In the show, Thandiwe Newton’s DCI Roz Huntley was under pressure to convict Michael.
It shared comparisons with the case in 1975, which saw West Yorkshire police attempting to find a child killer responsible for Lesley Molseed’s murder.
Michael’s ‘confession’ came under pressurised circumstances, and Stefan later said that his admission had been bullied out of him.
Sixteen years after his conviction, Stefan was freed on appeal and Ronald Castree was convicted for the murder in 2006 following a DNA match.
The killing of Jill Dando
Former Crimewatch co-host Jill Dando was killed on the doorstep of her home in south-west London in a crime which shocked the nation back in 1999.
The similarities between the murder of Gail Vella (played by Andi Osho) in series six and Jill’s killing are clear. Both were killed on their doorsteps by a single gunshot by what’s believed to be a lone gunman.
The person who was initially sent to prison for the crime, Barry George, has also had an impact on the show.
When Mercurio told the Express that some plots are inspired by real life cases, he also said one of them was ‘Barry George, who was convicted and then acquitted of the Jill Dando murder.’
At the time, Barry George was convicted and imprisoned for the killing, but after eight years in prison he was acquitted following retrial.
Defending the use of the term, Jed said the term came from a direct quote from Barry George, who said the word referred to the way police perceived him during their investigation.
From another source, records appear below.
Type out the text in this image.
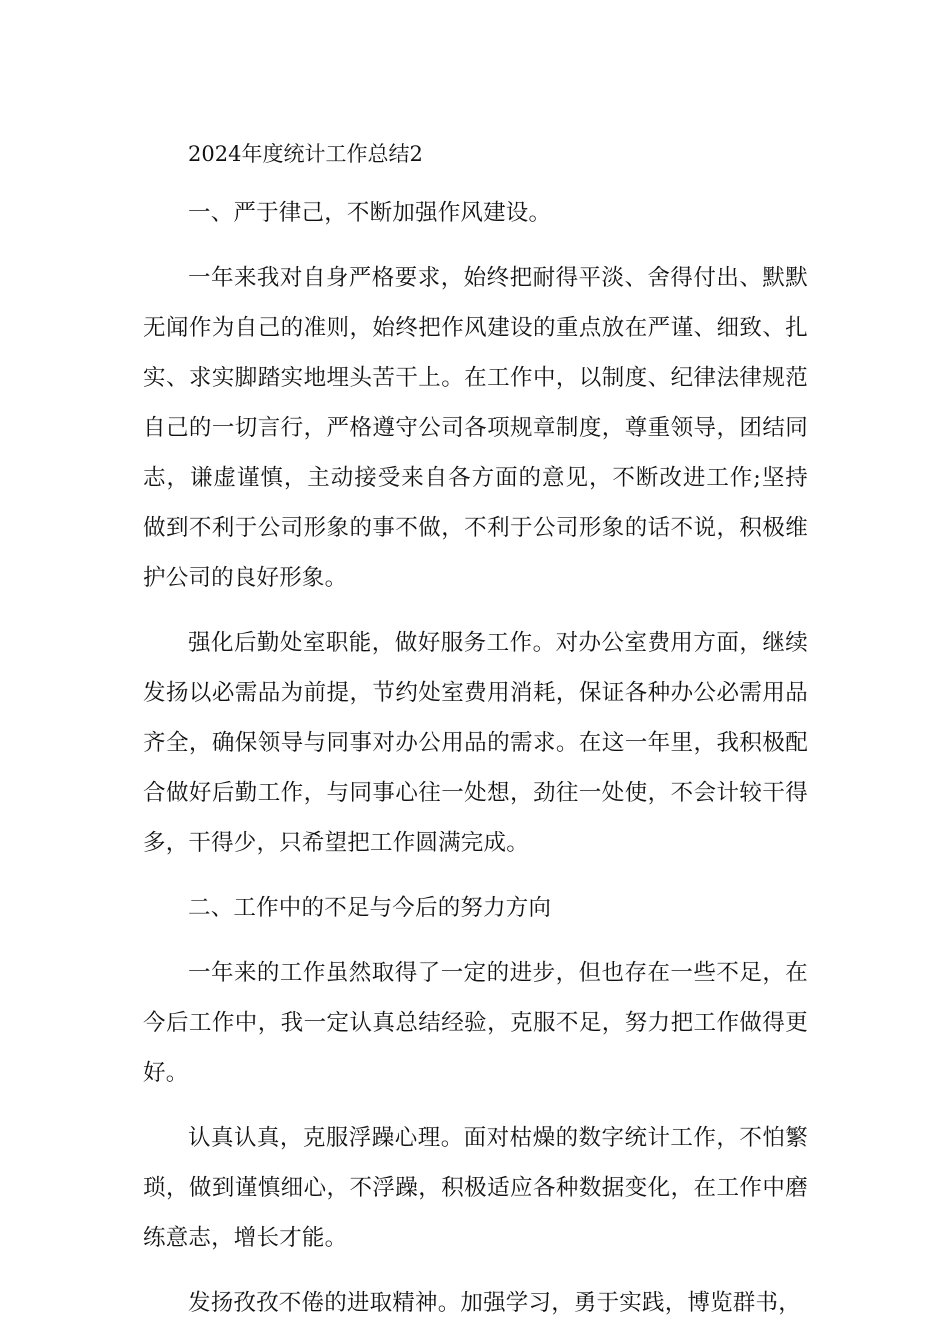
2024年度统计工作总结2

一、严于律己，不断加强作风建设。

一年来我对自身严格要求，始终把耐得平淡、舍得付出、默默无闻作为自己的准则，始终把作风建设的重点放在严谨、细致、扎实、求实脚踏实地埋头苦干上。在工作中，以制度、纪律法律规范自己的一切言行，严格遵守公司各项规章制度，尊重领导，团结同志，谦虚谨慎，主动接受来自各方面的意见，不断改进工作;坚持做到不利于公司形象的事不做，不利于公司形象的话不说，积极维护公司的良好形象。

强化后勤处室职能，做好服务工作。对办公室费用方面，继续发扬以必需品为前提，节约处室费用消耗，保证各种办公必需用品齐全，确保领导与同事对办公用品的需求。在这一年里，我积极配合做好后勤工作，与同事心往一处想，劲往一处使，不会计较干得多，干得少，只希望把工作圆满完成。

二、工作中的不足与今后的努力方向

一年来的工作虽然取得了一定的进步，但也存在一些不足，在今后工作中，我一定认真总结经验，克服不足，努力把工作做得更好。

认真认真，克服浮躁心理。面对枯燥的数字统计工作，不怕繁琐，做到谨慎细心，不浮躁，积极适应各种数据变化，在工作中磨练意志，增长才能。

发扬孜孜不倦的进取精神。加强学习，勇于实践，博览群书，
Viewers were shocked during recent instalments of the series after Jimmy Savile became part of the investigation into Gail Vella’s death.
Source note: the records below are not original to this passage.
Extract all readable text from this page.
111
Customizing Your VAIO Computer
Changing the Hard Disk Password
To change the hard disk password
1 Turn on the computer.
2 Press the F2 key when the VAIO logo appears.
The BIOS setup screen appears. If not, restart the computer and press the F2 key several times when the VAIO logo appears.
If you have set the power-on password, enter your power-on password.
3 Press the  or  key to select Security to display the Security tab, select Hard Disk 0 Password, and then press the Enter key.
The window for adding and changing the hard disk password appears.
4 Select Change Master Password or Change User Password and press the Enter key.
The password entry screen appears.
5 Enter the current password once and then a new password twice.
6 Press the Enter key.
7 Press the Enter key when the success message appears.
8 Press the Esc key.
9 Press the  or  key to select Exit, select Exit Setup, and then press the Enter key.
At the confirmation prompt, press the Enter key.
The series included a connection to the real-life paedophile ring led by Savile. It was one of the things murdered journalist Gail had been looking into when she was shot dead outside her home.
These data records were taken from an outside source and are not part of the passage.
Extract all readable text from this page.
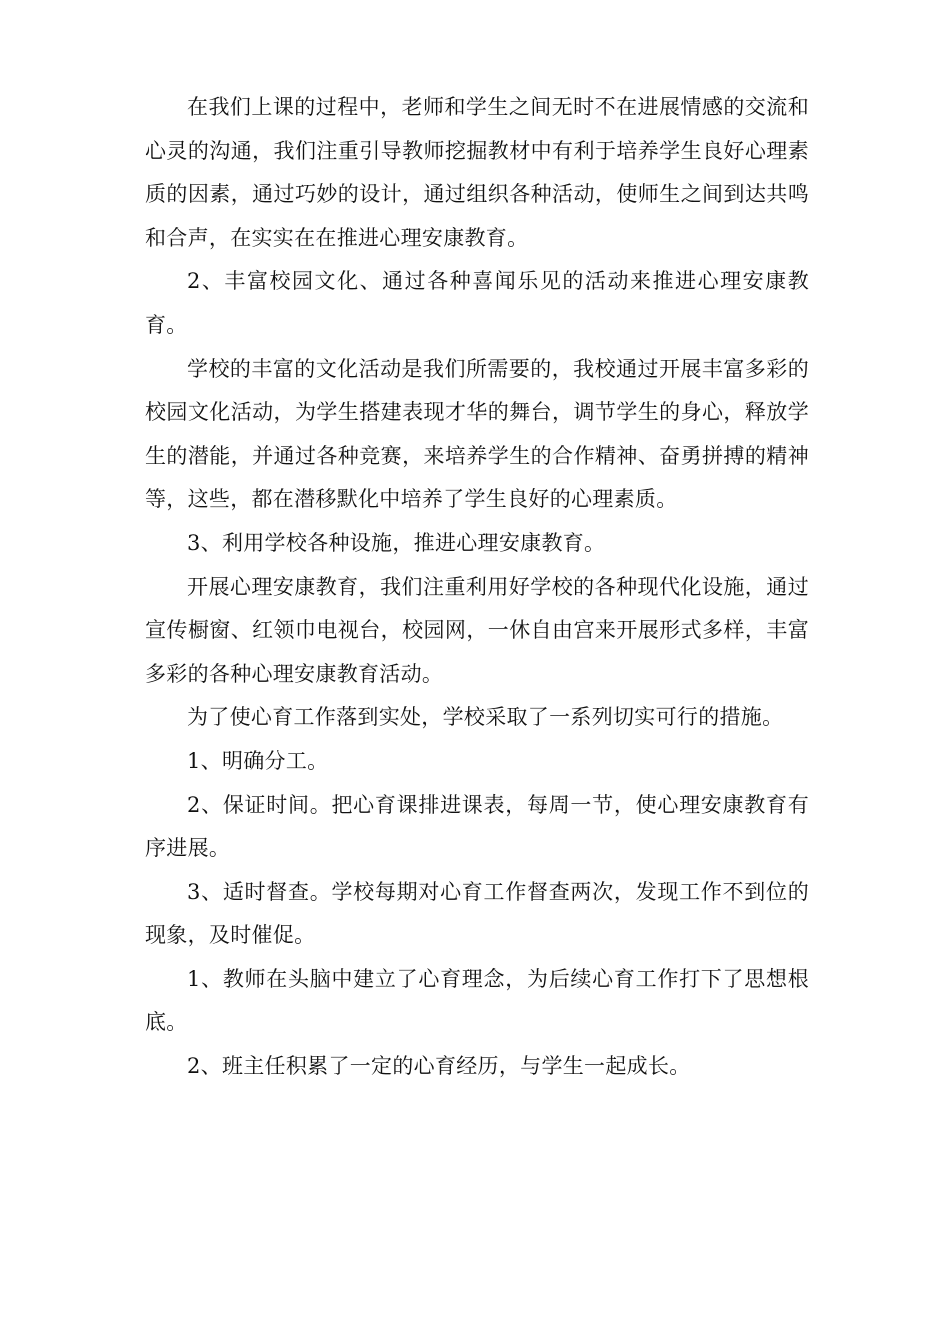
在我们上课的过程中，老师和学生之间无时不在进展情感的交流和心灵的沟通，我们注重引导教师挖掘教材中有利于培养学生良好心理素质的因素，通过巧妙的设计，通过组织各种活动，使师生之间到达共鸣和合声，在实实在在推进心理安康教育。

2、丰富校园文化、通过各种喜闻乐见的活动来推进心理安康教育。

学校的丰富的文化活动是我们所需要的，我校通过开展丰富多彩的校园文化活动，为学生搭建表现才华的舞台，调节学生的身心，释放学生的潜能，并通过各种竞赛，来培养学生的合作精神、奋勇拼搏的精神等，这些，都在潜移默化中培养了学生良好的心理素质。

3、利用学校各种设施，推进心理安康教育。

开展心理安康教育，我们注重利用好学校的各种现代化设施，通过宣传橱窗、红领巾电视台，校园网，一休自由宫来开展形式多样，丰富多彩的各种心理安康教育活动。

为了使心育工作落到实处，学校采取了一系列切实可行的措施。

1、明确分工。

2、保证时间。把心育课排进课表，每周一节，使心理安康教育有序进展。

3、适时督查。学校每期对心育工作督查两次，发现工作不到位的现象，及时催促。

1、教师在头脑中建立了心育理念，为后续心育工作打下了思想根底。

2、班主任积累了一定的心育经历，与学生一起成长。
Footage of Gail covering the child sex abuse court case of Chief Superintendent Patrick Fairbank – a character from the third series of the show – saw her suggest that senior police officers could be connected to Savile’s crimes.
Operation Yewtree was launched by Metropolitan Police Service into the sexual abuse allegations against Savile and others in 2012.
Since Savile’s death, more than 450 people have come forward with accusations against him. He died aged 84 without ever being prosecuted for his crimes.
A full inquiry led by Dame Janet Smith determined in 2016 that the BBC – during the years of Savile working there – had missed out on at least five opportunities to stop the misconduct of him and It’s A Knockout host Stuart Hall, who was jailed in 2013 for indecent assault of 13 girls.
Daphne Caruana Galizia
Jed has also confirmed that Gail Vella’s murder on Line of Duty was also inspired by the murder of Daphne Caruana Galizia.
Galizia was a journalist and anti-corruption activist who reported on political events in Malta. She died in October 2017 aged 53 when a car bomb was detonated inside her vehicle.
Viewers pointed out the similarities between the journalist’s death and the death of Gail, which prompting creator Jed to confirm the resemblance was no coincidence.
When one viewer pointed out the similarities between Vella’s murder and Galizia’s murder, Mercurio wrote on Twitter: ‘The Gaffer [Ted Hastings] has been complaining that none of the detectives out there had spotted this clue. He’ll probably ask you to join AC-12.’
Line of Duty airs on Sundays 9pm on BBC One.